Big data company Cloudera Inc. wants to lift the burden off data scientists’ shoulders with a new solution that allows them to use a variety of open-source big data tools while ensuring they remain in compliance with corporate governance regulations.
The new solution is called the Cloudera Data Science Workbench, which the company describes as a “self-service tool for data science” that sits atop of its Cloudera Enterprise platform.
Cloudera said it’s trying to fix a major headache for data scientists that has arisen from the availability of so many new open-source big data technologies in the past few years. The open data science ecosystem has expanded way beyond its original Python and R ecosystems and is now swamped with deep learning frameworks such as Tensorflow, Microsoft Cognitive Toolkit, MXnet and BigDL. Big data scientists want a way to bring these tools to their data, but the complexities of integrating them while ensuring compliance are little short of a nightmare.

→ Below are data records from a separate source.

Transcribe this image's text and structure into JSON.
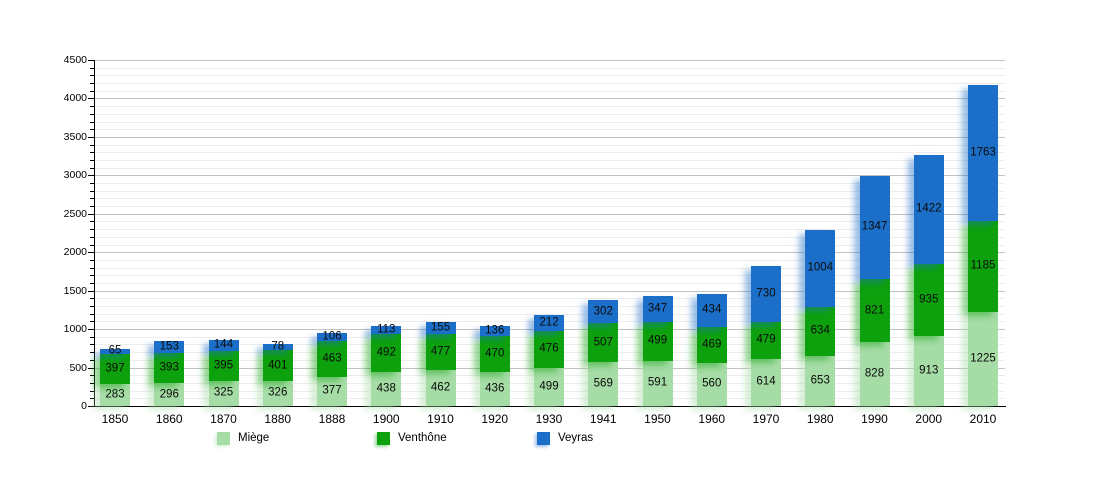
{
  "chart_data": {
    "type": "bar",
    "stacked": true,
    "title": "",
    "categories": [
      "1850",
      "1860",
      "1870",
      "1880",
      "1888",
      "1900",
      "1910",
      "1920",
      "1930",
      "1941",
      "1950",
      "1960",
      "1970",
      "1980",
      "1990",
      "2000",
      "2010"
    ],
    "series": [
      {
        "name": "Miège",
        "color": "#a6dca6",
        "values": [
          283,
          296,
          325,
          326,
          377,
          438,
          462,
          436,
          499,
          569,
          591,
          560,
          614,
          653,
          828,
          913,
          1225
        ]
      },
      {
        "name": "Venthône",
        "color": "#0da10d",
        "values": [
          397,
          393,
          395,
          401,
          463,
          492,
          477,
          470,
          476,
          507,
          499,
          469,
          479,
          634,
          821,
          935,
          1185
        ]
      },
      {
        "name": "Veyras",
        "color": "#1c6fc8",
        "values": [
          65,
          153,
          144,
          78,
          106,
          113,
          155,
          136,
          212,
          302,
          347,
          434,
          730,
          1004,
          1347,
          1422,
          1763
        ]
      }
    ],
    "ylim": [
      0,
      4500
    ],
    "y_tick_step": 500,
    "y_minor_step": 100,
    "y_tick_labels": [
      "0",
      "500",
      "1000",
      "1500",
      "2000",
      "2500",
      "3000",
      "3500",
      "4000",
      "4500"
    ],
    "grid": "horizontal, minor every 100, major every 500",
    "legend_position": "bottom",
    "value_labels": "inside-segments"
  },
  "colors": {
    "background": "#ffffff",
    "axis": "#000000",
    "grid_major": "#c2c2c2",
    "grid_minor": "#ededed",
    "label_text": "#000000"
  }
}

The Data Science Workbench is Cloudera’s solution to this torment, giving “data scientists the freedom to use their favorite tools, on existing environments, while keeping in line with IT’s efforts to comply with corporate directives,” the company said in its release.
The solution is based on technology Cloudera acquired when it bought the San Francisco-based data science startup Sense.io last March, executives said. It enables data scientists to use open-source languages such as R, Python, Scala and others, as well as various other libraries and frameworks, with data stored in their Cloudera Enterprise Hadoop environments.
Charles Zedlewski, senior vice president of products at Cloudera, explained that the platform acts like a centralized environment for processing business information from a wide array of sources, allowing data scientists to scale their work to larger datasets and more powerful compute platforms, especially using Spark for data processing and machine learning.
Zedlewski said that Cloudera’s customers often struggle to onboard data scientists to shared environments given their diverse needs. The problem is especially acute where open-source tools are involved, often leading to problems with duplication, analytic silos and limited security and governance.